In the aftermath, replacement homes were built with fire-resistant stucco siding and clay tile roofs, creating a delineation in house design that marks the path of the fire to this day.
But lessons of disaster fade with time. In 1991, fire struck the East Bay hills again, this time at the Berkeley-Oakland border, killing 25 people and destroying more than 3,000 homes. In the aftermath, houses with redwood shingle siding and split shake roofs once again caught much of the blame for the ferocity of the fire. The similarities didn’t end there. In both cases, dense urban forest comprised of volatile species like blue gum eucalyptus and Monterey pine contributed to catastrophe. Both fires occurred on unseasonably warm, dry fall days. And both were propelled by hot, gusty winds from the northeast. In both cases, the fire was only contained when these winds subsided or reversed.
In her book about the 1991 fire, Firestorm!, journalist Margaret Sullivan points to another common factor, “that of surprise: disbelief that the security of one’s established, built community could be so susceptible to the forces
of nature.”
The natural disaster that has (perhaps until recently) been most closely associated with California is the earthquake. When it comes to “the Big One,” every Bay Area resident knows it’s not a matter of if but when. We don’t view fire with the same inevitability, despite historical evidence to the contrary. (In 1905, long before the hills above Berkeley were packed with houses, a wildfire burned from Grizzly Peak across Strawberry Canyon and to the edge of campus before it was stopped.)
With climate change drying out our state and more people living in harm’s way, the risk is greater than ever, says Scott Stephens, Berkeley professor of wildland fire sciences. And weather conditions like those experienced during the 1923 and 1991 fires can make containment nearly impossible for firefighters. “But in my opinion,” he says, “the fuel conditions of the wildland and domestic vegetation and the way we build is still 80 percent of the problem. There are important things that can be done today to mitigate a Camp Fire–type event here in the East Bay.”

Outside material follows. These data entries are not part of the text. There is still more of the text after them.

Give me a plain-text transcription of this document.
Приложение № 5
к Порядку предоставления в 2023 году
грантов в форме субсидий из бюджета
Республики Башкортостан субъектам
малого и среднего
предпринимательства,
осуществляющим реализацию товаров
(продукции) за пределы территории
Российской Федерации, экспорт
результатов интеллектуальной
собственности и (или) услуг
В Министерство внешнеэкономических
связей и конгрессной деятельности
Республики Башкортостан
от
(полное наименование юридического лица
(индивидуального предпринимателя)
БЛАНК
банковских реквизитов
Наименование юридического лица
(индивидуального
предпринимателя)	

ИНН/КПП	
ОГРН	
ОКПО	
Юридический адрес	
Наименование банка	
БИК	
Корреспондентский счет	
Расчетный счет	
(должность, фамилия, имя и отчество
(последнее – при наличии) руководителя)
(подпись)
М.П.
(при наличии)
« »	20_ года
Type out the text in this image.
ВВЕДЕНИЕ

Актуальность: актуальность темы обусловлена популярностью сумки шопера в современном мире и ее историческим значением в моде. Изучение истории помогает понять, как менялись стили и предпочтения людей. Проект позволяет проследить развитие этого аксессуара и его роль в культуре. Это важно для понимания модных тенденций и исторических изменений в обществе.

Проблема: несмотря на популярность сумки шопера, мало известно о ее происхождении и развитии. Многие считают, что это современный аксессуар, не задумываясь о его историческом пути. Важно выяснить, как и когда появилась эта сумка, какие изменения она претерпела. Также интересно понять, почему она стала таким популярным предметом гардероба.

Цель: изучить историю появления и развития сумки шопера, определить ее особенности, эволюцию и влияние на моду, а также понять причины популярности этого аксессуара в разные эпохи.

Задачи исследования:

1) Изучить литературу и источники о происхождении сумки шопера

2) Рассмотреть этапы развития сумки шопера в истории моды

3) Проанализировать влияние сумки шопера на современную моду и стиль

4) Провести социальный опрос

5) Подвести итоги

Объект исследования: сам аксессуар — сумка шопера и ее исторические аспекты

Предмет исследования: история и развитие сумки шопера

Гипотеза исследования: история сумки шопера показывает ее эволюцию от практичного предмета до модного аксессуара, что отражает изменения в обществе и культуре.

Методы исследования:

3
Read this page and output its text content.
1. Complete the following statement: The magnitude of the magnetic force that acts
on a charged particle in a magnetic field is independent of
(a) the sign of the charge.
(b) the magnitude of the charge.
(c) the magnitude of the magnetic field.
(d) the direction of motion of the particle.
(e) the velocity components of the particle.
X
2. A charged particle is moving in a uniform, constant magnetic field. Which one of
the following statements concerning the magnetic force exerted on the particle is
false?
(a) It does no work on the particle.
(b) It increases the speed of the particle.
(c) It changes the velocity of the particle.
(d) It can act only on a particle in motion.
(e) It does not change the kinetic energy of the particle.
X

Among other projects, Stephens is promoting an initiative modeled on the UC agriculture extension program that, for the last 75 years, has shared new knowledge and scientific research with farmers around the state. “We should do this for fire,” he says. “I think it would make a difference.” Each county would have an assigned expert to work with city councils, boards of supervisors, nonprofits, and fire safety councils to help build location-specific approaches to preparing for and responding to fire.
Such a program would also help remind Bay Area residents that when the next Big One comes, its source may not be shifting tectonic plates, but a tiny spark in the grass fanned by hot, dry wind.